Now, I'm not a diesel mechanic, nor am I going to start pretending to be one, and I by no means know what the inner workings, adjustment nuts on a 244 fuel pump are like...
However, let me ask this question. Are sockets not the same as wrench heads? Would a ratchet and socket setup work in this situation?
ATK mentions that wrenches are too thick to fit into the window, so I'm not sure if your clearance problem is due to the space between the bolt and a "wall" down a "shaft," or if it's a matter of there not being enough space for a wrench to sit square on the bolt and be able to torque the wrench to make your adjustment.

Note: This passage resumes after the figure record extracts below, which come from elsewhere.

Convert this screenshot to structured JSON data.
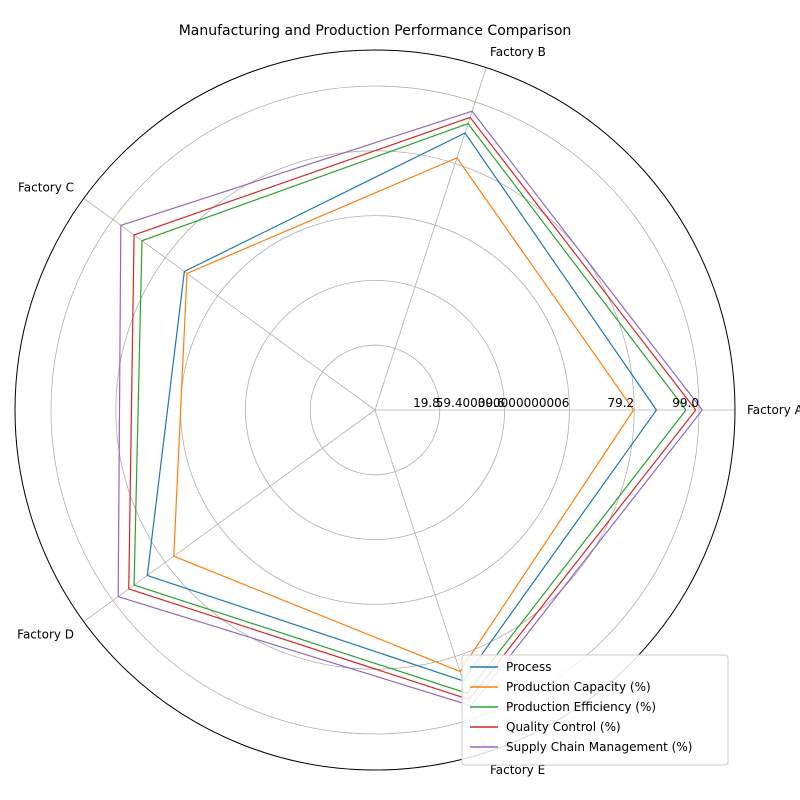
{
  "chart_data": {
    "type": "radar",
    "title": "Manufacturing and Production Performance Comparison",
    "categories": [
      "Factory A",
      "Factory B",
      "Factory C",
      "Factory D",
      "Factory E"
    ],
    "r_max": 110,
    "r_ticks": [
      19.8,
      39.6,
      59.4,
      79.2,
      99.0
    ],
    "r_tick_labels": [
      "19.8",
      "39.6",
      "59.400000000000006",
      "79.2",
      "99.0"
    ],
    "legend_position": "lower-right",
    "grid": true,
    "series": [
      {
        "name": "Process",
        "color": "#1f77b4",
        "values": [
          86,
          89,
          72,
          86,
          87
        ]
      },
      {
        "name": "Production Capacity (%)",
        "color": "#ff7f0e",
        "values": [
          79,
          81,
          71,
          76,
          84
        ]
      },
      {
        "name": "Production Efficiency (%)",
        "color": "#2ca02c",
        "values": [
          95,
          92,
          88,
          91,
          91
        ]
      },
      {
        "name": "Quality Control (%)",
        "color": "#d62728",
        "values": [
          98,
          94,
          91,
          93,
          93
        ]
      },
      {
        "name": "Supply Chain Management (%)",
        "color": "#9467bd",
        "values": [
          100,
          96,
          96,
          97,
          95
        ]
      }
    ]
  }
}
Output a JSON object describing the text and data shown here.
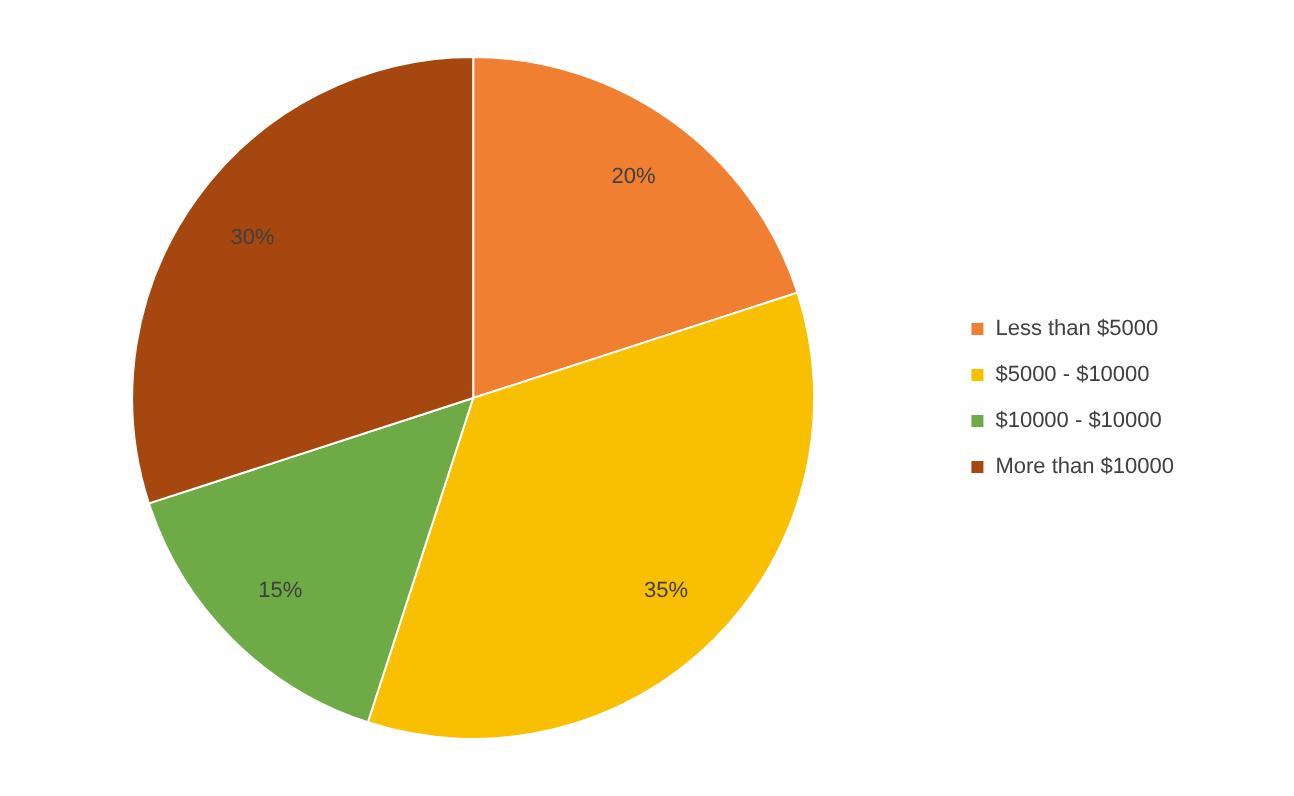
{
  "chart_data": {
    "type": "pie",
    "categories": [
      "Less than $5000",
      "$5000 - $10000",
      "$10000 - $10000",
      "More than $10000"
    ],
    "values": [
      20,
      35,
      15,
      30
    ],
    "colors": [
      "#f07f32",
      "#f8c000",
      "#6eaa45",
      "#a5470f"
    ],
    "value_labels": [
      "20%",
      "35%",
      "15%",
      "30%"
    ],
    "legend": "right"
  }
}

Another trick, if you don't mind buying a new wrench, is something I saw on "American Hot Rod." One of the mechanics in the shop couldn't get the wrench to fit in the tight space between the engine and wheel well of a '65 mustang, so he went to the workbench, and gripped the open end in a vice. He then took an Oxy-Acetaline torch and heated the "neck" closest to the head and bent the wrench to fit the angle of the bolt in the engine compartment. If you want to do that, just remember to watch your heat, so you don't undo the temper of the steel.
Just thinking you could "modify" a tool to better fit the situation, if a "specialty" tool for said adjustment doesn't already exist. (At least, if you made one, then you'd have it around for future adjustments!)
So, Paul, I don't know if I helped you by "thinking outside the box," or if I've just been an annoyance. Like I said, I have no clue what a fuel pump on a 244 (or any locomotive for that matter) looks like. Just wish we were sitting at a bar with a pen and a piece of paper...
Anyway, good luck on the adjustments, and sorry if I've been more of a hinderance than a help.